この13年間の間に感じることは、「3K」の代表格に思われていた農業が、少しずつ見直され始め都市に住む非農家の若者でさえ農業に興味を示す時代に変化したことは、日本農業の将来に対し明るさの兆しをもたらしていると私は感じております。
ここで、私が感じることは、《対称軸》という言葉のキーワードを常に感じさせられます。なぜ農業なのか、それは、自然、時間的ゆとり、人間らしさetc・・・とにかくバブル期の象徴だった仕事をバリバリこなすビジネスマンの姿だけではないもう一つの象徴の姿が農業を通じて始まりつつあるように感じられます。機械化、IT化の加速と共に追及される経済性又は効率化そんな競争社会だけでないもう一つの産業それが「生命産業」農業に結びついているように思うのです。

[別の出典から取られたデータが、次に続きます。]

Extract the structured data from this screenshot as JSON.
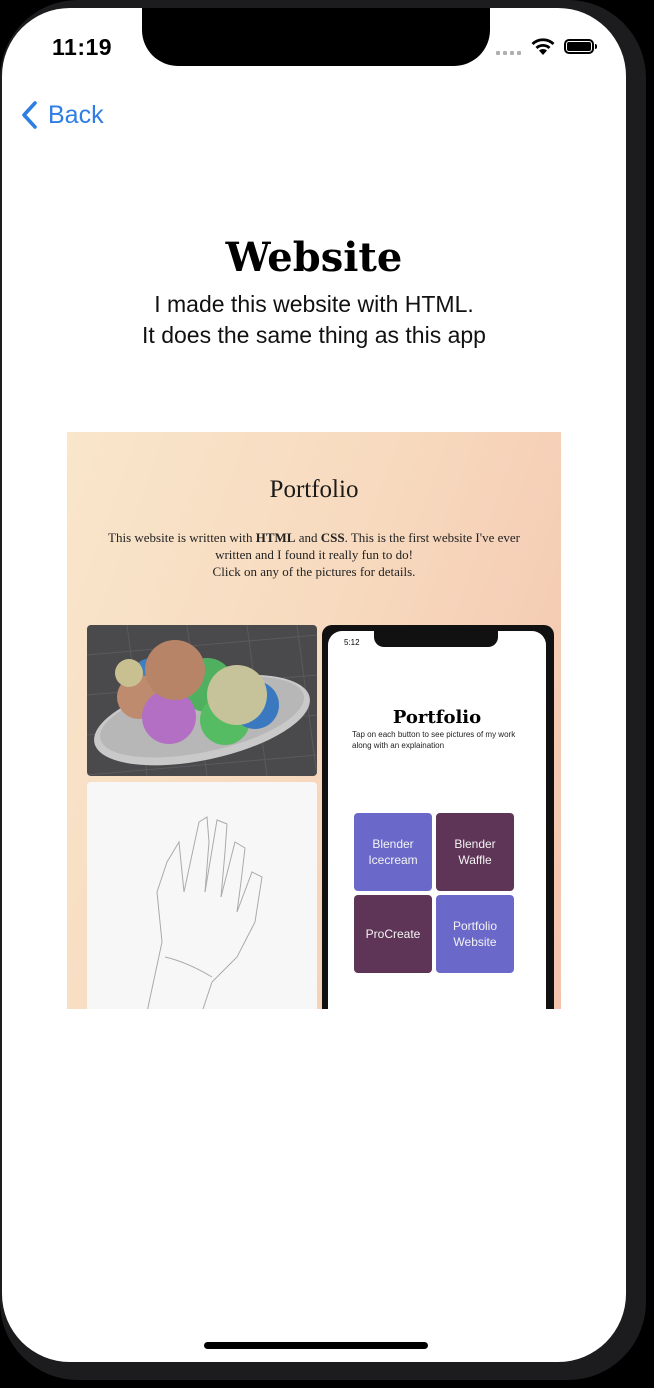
{
  "status_bar": {
    "time": "11:19",
    "icons": [
      "signal-icon",
      "wifi-icon",
      "battery-icon"
    ]
  },
  "nav": {
    "back_label": "Back",
    "back_icon": "chevron-left-icon",
    "accent": "#2f7ee4"
  },
  "page": {
    "title": "Website",
    "subtitle_line1": "I made this website with HTML.",
    "subtitle_line2": "It does the same thing as this app"
  },
  "preview": {
    "title": "Portfolio",
    "text_part1": "This website is written with ",
    "text_html": "HTML",
    "text_and": " and ",
    "text_css": "CSS",
    "text_part2": ". This is the first website I've ever written and I found it really fun to do!",
    "text_line3": "Click on any of the pictures for details.",
    "app_screenshot": {
      "time": "5:12",
      "title": "Portfolio",
      "description": "Tap on each button to see pictures of my work along with an explaination",
      "buttons": [
        {
          "label": "Blender Icecream",
          "color": "#6a69c9"
        },
        {
          "label": "Blender Waffle",
          "color": "#5f3557"
        },
        {
          "label": "ProCreate",
          "color": "#5f3557"
        },
        {
          "label": "Portfolio Website",
          "color": "#6a69c9"
        }
      ]
    }
  }
}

そこで、そんな新しい農業「生命産業」のキーワードそれが従来の農業生産方式に対しての《対称軸》だと思います。(市場流通に対して産直流通=見た目、規格に対して安全性、美味しさ)生産現場からの積み上げ提案、消費者サイドからの要求がどんどん既存の農業現場を変化させてゆく。そこに新しいアグリビジネスの誕生をもたらしている様に感じられます。
しかし、それは農業情勢の変革の過程における《対称軸》の役割が大きなキーワードになっており、市場があるから産直、慣行栽培があるから有機栽培そんな対称軸の元にアグリビジネスの成長があるように感じられます。そんな、《対称軸》も時代の急激な変革の中で、一瞬でかたよりはじめ《対称軸》の役割が終わったときに初めて日本農業の未来が見えはじめるのではないでしょうか。
そのとき農業は、『質素だけれども野暮じゃない』そんな農業が存在できるかは、これからの消費者、流通事業者のモラルに左右されると思われます。
そしてもう一つの農業(アグリビジネス)は企業を巻き込んで開かれた形での生産事業を展開してほしいと考えます。
最後に、技術大国日本の技術は、自動車、電気製品だけでない『農業技術』こそ、もう一つの技術だと自信をもって取り組んで行きたいと考えております。